1) Deep belly breaths
This can be done in many different ways, but the overall goal of this tool is to slow down our breathing, and re-balance the levels of oxygen and carbon dioxide in our bodies and brains. Strategies could include counting in for 1, out for 2, in for 3, out for 4 and so on, until we feel our bodies calm.
2) Read a book
Whether it’s reading or flipping through pictures, taking the time to sit down with a book can help to distract from big emotions, creating room for perspective and conversation about these feelings.
3) Go for a walk, run, play
The act of removing ourselves from the situation that is provoking big emotions and going out to move our body instead, can have a calming effect on our nervous system and free our brain up to work more effectively in processing what has happened.
4) Have a bath
Changing the temperature of our bodies can help them begin to destress as our nervous system adjusts to the warming effect of the water around us.
5) Spend time with a pet
The words ‘soothing’ and ‘therapeutic’ have often been used in relation to the benefits of spending time with pets.
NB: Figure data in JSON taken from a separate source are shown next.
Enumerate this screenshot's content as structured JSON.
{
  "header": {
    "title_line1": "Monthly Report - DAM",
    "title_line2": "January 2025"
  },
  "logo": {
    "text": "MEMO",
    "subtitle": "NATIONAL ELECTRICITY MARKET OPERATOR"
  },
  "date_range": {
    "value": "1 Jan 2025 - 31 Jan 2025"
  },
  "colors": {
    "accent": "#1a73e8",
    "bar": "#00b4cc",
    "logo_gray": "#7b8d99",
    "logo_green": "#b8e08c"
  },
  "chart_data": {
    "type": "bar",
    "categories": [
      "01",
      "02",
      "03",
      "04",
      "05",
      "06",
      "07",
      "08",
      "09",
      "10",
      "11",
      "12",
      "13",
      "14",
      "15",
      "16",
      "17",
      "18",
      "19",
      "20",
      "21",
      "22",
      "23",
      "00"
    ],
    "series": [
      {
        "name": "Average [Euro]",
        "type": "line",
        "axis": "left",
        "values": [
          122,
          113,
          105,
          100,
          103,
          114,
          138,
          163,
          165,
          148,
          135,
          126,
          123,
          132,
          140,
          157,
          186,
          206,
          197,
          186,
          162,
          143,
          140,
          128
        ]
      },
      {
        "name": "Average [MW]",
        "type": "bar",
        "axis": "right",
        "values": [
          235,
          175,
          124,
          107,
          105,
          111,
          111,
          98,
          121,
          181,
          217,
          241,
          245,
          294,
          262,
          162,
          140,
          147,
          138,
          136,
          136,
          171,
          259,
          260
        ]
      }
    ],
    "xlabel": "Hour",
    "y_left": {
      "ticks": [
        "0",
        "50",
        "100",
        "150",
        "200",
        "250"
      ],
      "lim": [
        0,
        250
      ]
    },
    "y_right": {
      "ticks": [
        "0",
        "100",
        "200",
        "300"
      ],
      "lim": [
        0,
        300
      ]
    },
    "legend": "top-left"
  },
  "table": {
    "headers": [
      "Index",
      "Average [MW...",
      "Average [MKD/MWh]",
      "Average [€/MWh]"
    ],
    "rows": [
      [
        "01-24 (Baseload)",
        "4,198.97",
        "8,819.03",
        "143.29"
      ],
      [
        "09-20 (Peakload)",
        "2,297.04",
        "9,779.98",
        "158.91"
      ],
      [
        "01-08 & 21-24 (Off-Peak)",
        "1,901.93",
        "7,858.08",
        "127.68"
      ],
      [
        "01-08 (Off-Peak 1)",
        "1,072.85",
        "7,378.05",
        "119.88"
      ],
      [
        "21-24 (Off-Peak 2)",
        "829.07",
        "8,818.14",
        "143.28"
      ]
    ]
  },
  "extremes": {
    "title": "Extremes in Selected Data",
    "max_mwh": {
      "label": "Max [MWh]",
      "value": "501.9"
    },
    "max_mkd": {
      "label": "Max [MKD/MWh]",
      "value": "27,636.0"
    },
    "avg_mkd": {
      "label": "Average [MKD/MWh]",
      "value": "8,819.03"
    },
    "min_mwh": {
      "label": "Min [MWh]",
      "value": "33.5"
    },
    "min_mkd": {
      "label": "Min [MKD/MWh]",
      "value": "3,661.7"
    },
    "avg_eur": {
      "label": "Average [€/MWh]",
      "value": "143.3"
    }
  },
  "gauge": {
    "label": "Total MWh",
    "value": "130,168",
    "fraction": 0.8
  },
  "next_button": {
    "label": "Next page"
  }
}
The act of patting a dog, for example, can help lower stress levels just through the repetitive motion, and the feel-good chemicals released in the brain due to spending time with an animal companion.
6) Listen to music
Seemingly self-explanatory, listening to music can help reset our brains and studies have also shown that music has a calming effect on our nervous system.
7) Do something you enjoy
Whether it be a hobby or activity, refocusing our mind on something happy that we know we enjoy, can help to shift perspective and decrease levels of stress in our brains.
8) Have a drink of water
Being as such a large percentage of our brain is made up of water, the simple act of having a sip of water when we are upset, can do wonders for calming both our brains and bodies.
9) Talk to someone about how you feel
Being able to get these emotions out of our heads is an important part of being able to understand the emotion, the cause of the emotion, and then moving through the emotion. It’s important to recognise with children that we are ‘allowed’ to feel however we feel in a moment, and that there are no ‘good’ or ‘bad’ feelings, but rather, we may term these as feelings we do or don’t ‘like’ to feel, ‘big’ feelings, or something of a similar meaning. Providing a safe space for children to talk about these emotions and then consult on how to move through them, is a powerful result of taking time to sit down and unpack what has happened.
10) Have a sleep
Our brains play the biggest part in trying to regulate our emotions, so sometimes the kindest thing we can do for them, is to have a rest, recharge, and then try to reapproach the situation with a renewed outlook after a sleep.
When moving through this process with children, it is important to realise that the areas of the brain that engage when we’re feeling big emotions, prevent our ‘thinking brain’ from being able to work properly. In the case of self-regulation, this means there is little advantage trying to talk through problem-solving strategies for big emotions with children, until they have actively calmed their brains and bodies down.
Whilst it sounds like an overwhelming process, the development of self-regulatory skills is a critical development task for people of all ages, and begins with our children. It’s important to remember that it’s not a quick-fix, but instead a long-term strategy, and that it’s better to tap out and get another adult to tap in, than it is to lose your cool in these challenging situations.